D. CHRONIC RENAL FAILURE

  1. The effect of intravenous reduced glutathione (1200 milligrams (mg)) at the end of each HEMODIALYSIS session was evaluated in a placebo-controlled study in 20 chronic RENAL FAILURE patients. During the 120 days of therapy, there was an increase in levels of red blood cells, reduced glutathione, hematocrit, and hemoglobin, with a concomitant decrease in plasma oxidized glutathione and reticulocytes. No changes in these parameters was reported in the placebo group. The maximum effect was observed after 120 day of therapy (Costagliola et al, 1992).
  2. Similar results were observed in an open study in which 28 hemodialysis patients were treated with reduced glutathione (1200 mg intravenously at the end of each hemodialysis session for at least nine months) to improve anemia. After the first three months of therapy the levels of red blood cells, hemoglobin, hematocrit, and reticulocytes improved significantly in 17 (60%) patients (Usberti et al, 1997).

E. HIV INFECTION

In an open study, 14 HIV seropositive subjects were treated with aerosolized reduced glutathione (600 milligrams (mg) twice daily) to assess the possibility of increasing glutathione levels in the epithelial lining fluid (ELF).
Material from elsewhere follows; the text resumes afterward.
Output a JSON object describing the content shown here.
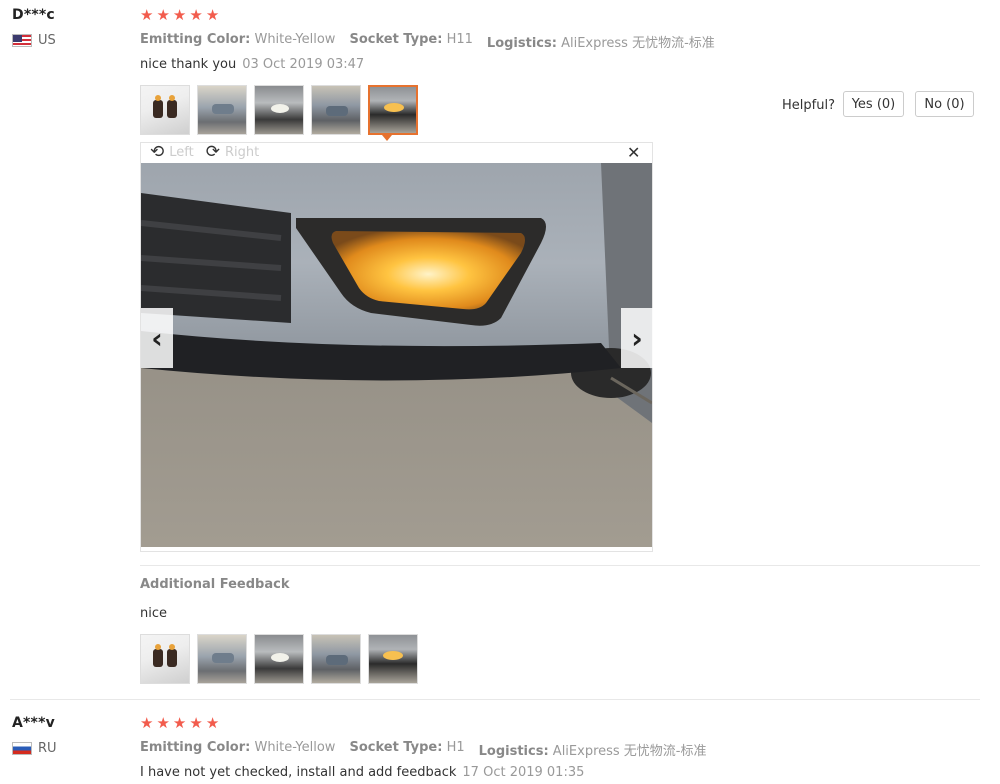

After three days of treatment glutathione ELF increased and persisted in the normal range for at least three hours (Holroyd et al, 1993).

F. IDIOPATHIC PULMONARY FIBROSIS

Aerosolized glutathione (600 milligrams (mg) twice daily for three days) was reported to reverse oxidant-antioxidant imbalance in 10 patients with idiopathic PULMONARY FIBROSIS. Total epithelial lining fluid (ELF) glutathione rose transiently, but not significantly; ELF oxidized glutathione increased significantly, and there was a decrease in spontaneous superoxide anion release by alveolar macrophages (Borok et al, 1991).

G. ISCHEMIC HEART DISEASE

The effect of intracoronary infusion of reduced glutathione (50 milligrams/minute (mg/min) at a rate of 2 milliliters (mL)/min for 6 minutes) was evaluated in 26 consecutive subjects undergoing cardiac catheterization for atypical chest pain. Glutathione did not significantly change epicardial coronary diameters or blood flow, but suppressed the constrictor response of epicardial diameter to acetylcholine (ACh) intracoronary infusion, increased blood flow in response to ACh, and potentiated the coronary dilator effect of nitroglycerin. Saline infusion did not shown any effect (Kugiyama et al, 1998)..

H. MALE INFERTILITY

In a placebo-controlled, double-blind, crossover trial of 20 infertile patients with dyspermia associated with unilateral varicocele or genital tract inflammation, intramuscular glutathione (600 milligrams (mg) daily) showed a statistically significant positive effect on sperm motility, particularly forward motility and kinetic parameters, and on sperm morphology (Lenzi et al, 1993).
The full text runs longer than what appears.